Price acknowledged that his group didn't check utility hook-ups. He said he looked at other numbers instead, such as area birth rates, which didn't indicate steady growth.
"Those patterns and other things we look at weren't real supportive of the growth," said Price, who didn't support the 2007 appeal. Ultimately, the census bureau agreed with community leaders that it underestimated population growth.
Marie V. Bousfield, a Chicago-based independent demographer, said the number of appeals from communities in a state vary widely. When Christian County and Hopkinsville challenged estimates, they were among 67 local governments in 19 states to appeal the numbers.
Price said the few challenges from Kentucky counties and cities suggest that his office does a good job.
Census officials revised the figures months later to show Christian County and Hopkinsville gaining population, making its schools eligible for more federal funding.
Chris Sutton, assistant director of the Pennyrile Area Development District that helped with the appeals, said that he'd been disappointed that the county has had to fight the same battles over again.
"We have a dialogue going with KPR, we hope, so that next time the estimates come out, we don't have to go through the same challenge process," Sutton said.
Money at stake
Accurate numbers also can prevent communities from spending millions of dollars in unnecessary construction.
Projections that Price released in July 2003 pegged Gallatin County to triple in population by 2030. One of the fastest-growing groups, according to those projections, was school-aged children.
That prompted the question of whether new schools were needed.
But, upon closer review, officials said other measurements didn't support projections of sharp growth.
"When we looked at the numbers Michael Price put out, they showed that the county was getting ready to explode," said Dorothy Perkins, Gallatin County Schools superintendant. "We disregarded those numbers."
Price said he revised projections by 2004 to show more moderate growth in Gallatin and other Northern Kentucky counties, such as Boone.
He uses various formulas to calculate those forecasts. Still, population growth is affected by a host of external factors that are tough to predict, such as the economy and migration pattern changes.
"It has improved — the accuracy of our estimates, especially for the smallest of places," Price said.
Issues at U of L
When Crouch raised his concerns with U of L officials in 2003, he cited what he described as a longstanding pattern of problems that "were an embarrassment to KSDC and this university."

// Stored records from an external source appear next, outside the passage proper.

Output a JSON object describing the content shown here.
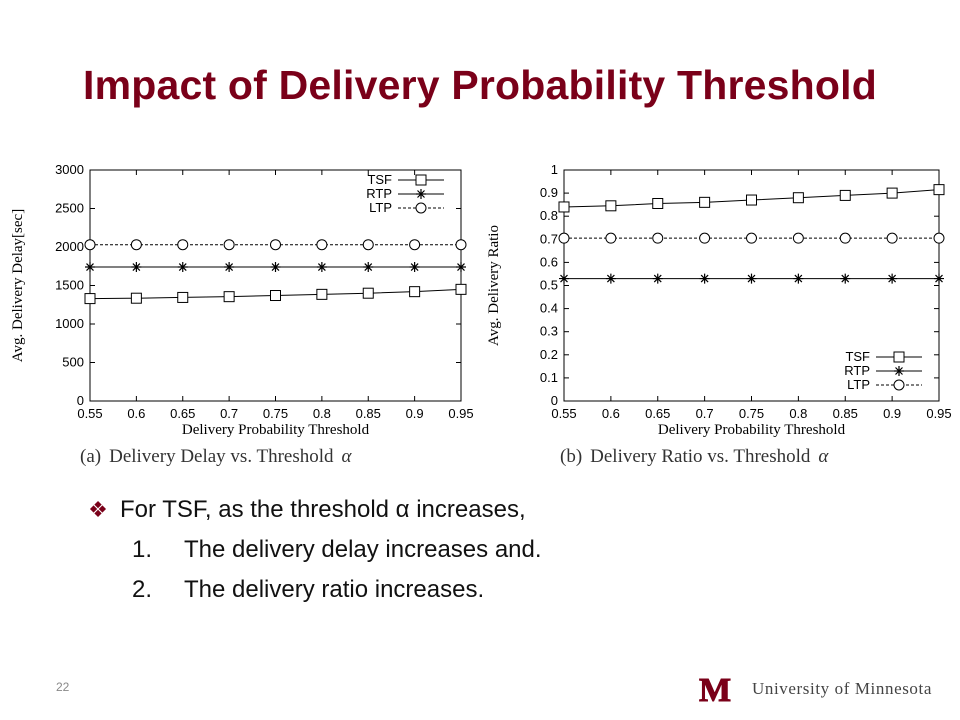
{
  "slide": {
    "title": "Impact of Delivery Probability Threshold",
    "bullet_main": "For TSF, as the threshold α increases,",
    "sub_items": [
      {
        "num": "1.",
        "text": "The delivery delay increases and."
      },
      {
        "num": "2.",
        "text": "The delivery ratio increases."
      }
    ],
    "page_number": "22",
    "footer_text": "University of Minnesota",
    "logo_letter": "M",
    "colors": {
      "title": "#7a0019",
      "logo": "#7a0019"
    },
    "icons": {
      "bullet": "diamond-bullet-icon",
      "logo": "university-m-logo-icon"
    }
  },
  "chart_data": [
    {
      "type": "line",
      "x": [
        0.55,
        0.6,
        0.65,
        0.7,
        0.75,
        0.8,
        0.85,
        0.9,
        0.95
      ],
      "series": [
        {
          "name": "TSF",
          "marker": "square",
          "values": [
            1330,
            1335,
            1345,
            1355,
            1370,
            1385,
            1400,
            1420,
            1450
          ]
        },
        {
          "name": "RTP",
          "marker": "asterisk",
          "values": [
            1740,
            1740,
            1740,
            1740,
            1740,
            1740,
            1740,
            1740,
            1740
          ]
        },
        {
          "name": "LTP",
          "marker": "circle",
          "values": [
            2030,
            2030,
            2030,
            2030,
            2030,
            2030,
            2030,
            2030,
            2030
          ]
        }
      ],
      "xlabel": "Delivery Probability Threshold",
      "ylabel": "Avg. Delivery Delay[sec]",
      "xlim": [
        0.55,
        0.95
      ],
      "ylim": [
        0,
        3000
      ],
      "xticks": [
        "0.55",
        "0.6",
        "0.65",
        "0.7",
        "0.75",
        "0.8",
        "0.85",
        "0.9",
        "0.95"
      ],
      "yticks": [
        "0",
        "500",
        "1000",
        "1500",
        "2000",
        "2500",
        "3000"
      ],
      "legend": "top-right",
      "caption_prefix": "(a)",
      "caption": "Delivery Delay vs. Threshold",
      "caption_symbol": "α",
      "grid": false
    },
    {
      "type": "line",
      "x": [
        0.55,
        0.6,
        0.65,
        0.7,
        0.75,
        0.8,
        0.85,
        0.9,
        0.95
      ],
      "series": [
        {
          "name": "TSF",
          "marker": "square",
          "values": [
            0.84,
            0.845,
            0.855,
            0.86,
            0.87,
            0.88,
            0.89,
            0.9,
            0.915
          ]
        },
        {
          "name": "RTP",
          "marker": "asterisk",
          "values": [
            0.53,
            0.53,
            0.53,
            0.53,
            0.53,
            0.53,
            0.53,
            0.53,
            0.53
          ]
        },
        {
          "name": "LTP",
          "marker": "circle",
          "values": [
            0.705,
            0.705,
            0.705,
            0.705,
            0.705,
            0.705,
            0.705,
            0.705,
            0.705
          ]
        }
      ],
      "xlabel": "Delivery Probability Threshold",
      "ylabel": "Avg. Delivery Ratio",
      "xlim": [
        0.55,
        0.95
      ],
      "ylim": [
        0,
        1
      ],
      "xticks": [
        "0.55",
        "0.6",
        "0.65",
        "0.7",
        "0.75",
        "0.8",
        "0.85",
        "0.9",
        "0.95"
      ],
      "yticks": [
        "0",
        "0.1",
        "0.2",
        "0.3",
        "0.4",
        "0.5",
        "0.6",
        "0.7",
        "0.8",
        "0.9",
        "1"
      ],
      "legend": "bottom-right",
      "caption_prefix": "(b)",
      "caption": "Delivery Ratio vs. Threshold",
      "caption_symbol": "α",
      "grid": false
    }
  ]
}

Willihnganz, in an e-mail response, said the associate provost for personnel would delve into Crouch's concerns about the agencies' funding and "integrity of the data that are being produced."
A March 2004 audit said the university's audit division "is not qualified to evaluate the quality of the forecasts made by KPR."
Crouch said that was all the university did.
Price's supervisor at the Urban Studies Institute, Bruce Gale, expressed confidence in Price's numbers and methodology, said Hebert, the U of L spokesman.
In another example, a 1988 report from the Population Research Center showed the population of 20- to 24-year-olds dropping in Fayette County in the future, apparently disregarding University of Kentucky and Transylvania University students.
"Yeah, there is an error in here," Price said. "Errors are made. That's why we revise ... It's not a systemic problem."